- Oldsmobile sold 35 million units before it was discontinued
- Kodak no longer makes digital cameras
- No one now “listens” when E.F. Hutton talks
- Levitz Furniture existed for more than 100 years
- We can no longer “fill it to the rim with Brim” (coffee)
So let’s take a lesson from this brand history and apply it to Talent Management. My fundamental question is this – Is your employment brand relevant to both existing and perspective staff? Is it improving, stable, or diminishing?
Research continues to reinforce that we are in and will continue to have a significant talent supply-demand challenge. Jobs will be harder to fill with quality candidates even though unemployment is higher than normal. Attracting, developing, engaging, and retaining a workforce that performs at consistently high levels will be a huge competitive advantage.
Historically, many businesses used ‘rational’ elements to achieve a relevant employment brand – things like higher wages, pensions, incentives, long-term employment, free health care, promotion from within, and ‘perks’ like subsidized child care, unlimited sick days, and free fitness center. Global competition and increasing shareholder expectations have put increased pressure on the ability to sustain these types of rational elements.
Other businesses focused more on ‘emotional’ elements including: creating a different workplace environment and business culture, values-based behavior, non-financial reinforcement (recognition), personal development, and world-class leadership that strived to balance customer, shareholder, and employee needs.

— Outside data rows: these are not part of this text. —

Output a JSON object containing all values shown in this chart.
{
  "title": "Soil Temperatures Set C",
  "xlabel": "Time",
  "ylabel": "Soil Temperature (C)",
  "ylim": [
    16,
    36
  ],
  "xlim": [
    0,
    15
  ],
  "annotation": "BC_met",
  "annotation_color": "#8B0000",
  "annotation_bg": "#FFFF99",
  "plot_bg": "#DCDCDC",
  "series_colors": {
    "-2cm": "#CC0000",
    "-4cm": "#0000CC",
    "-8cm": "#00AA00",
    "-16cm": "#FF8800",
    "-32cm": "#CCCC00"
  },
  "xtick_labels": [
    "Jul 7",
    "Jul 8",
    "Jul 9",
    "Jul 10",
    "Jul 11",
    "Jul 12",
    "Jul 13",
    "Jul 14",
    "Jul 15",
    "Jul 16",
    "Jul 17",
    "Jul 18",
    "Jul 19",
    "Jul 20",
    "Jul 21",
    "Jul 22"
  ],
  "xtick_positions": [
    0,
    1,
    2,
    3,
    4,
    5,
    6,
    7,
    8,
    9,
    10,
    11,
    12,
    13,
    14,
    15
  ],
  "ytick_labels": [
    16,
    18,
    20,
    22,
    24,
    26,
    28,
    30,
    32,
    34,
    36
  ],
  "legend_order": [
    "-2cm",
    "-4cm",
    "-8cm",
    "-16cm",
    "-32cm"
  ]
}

Here are a few key questions I ask my clients as they assess the relevance of the employment brand and its impact on current and future performance:
- What are current employees’ gut feeling about your organization as a desirable place to work? How do you know?
- What ‘promise(s)’ are symbolized in your employment brand that people believe you can deliver and they want to be a part of?
- What differentiates you from other employers? Can it be sustained?
- Do employees have a consistent experience that reflects your employment brand?
Finally, replace the word ‘brand’ with ‘reputation’. Is your organization’s reputation going to help it attract, develop, engage, and retain the talent you need? What are you proactively doing to be relevant to current and prospective employees? Your brand and reputation can’t be put on automatic – just ask Oldsmobile, Kodak, Levitz, E.F. Hutton and others.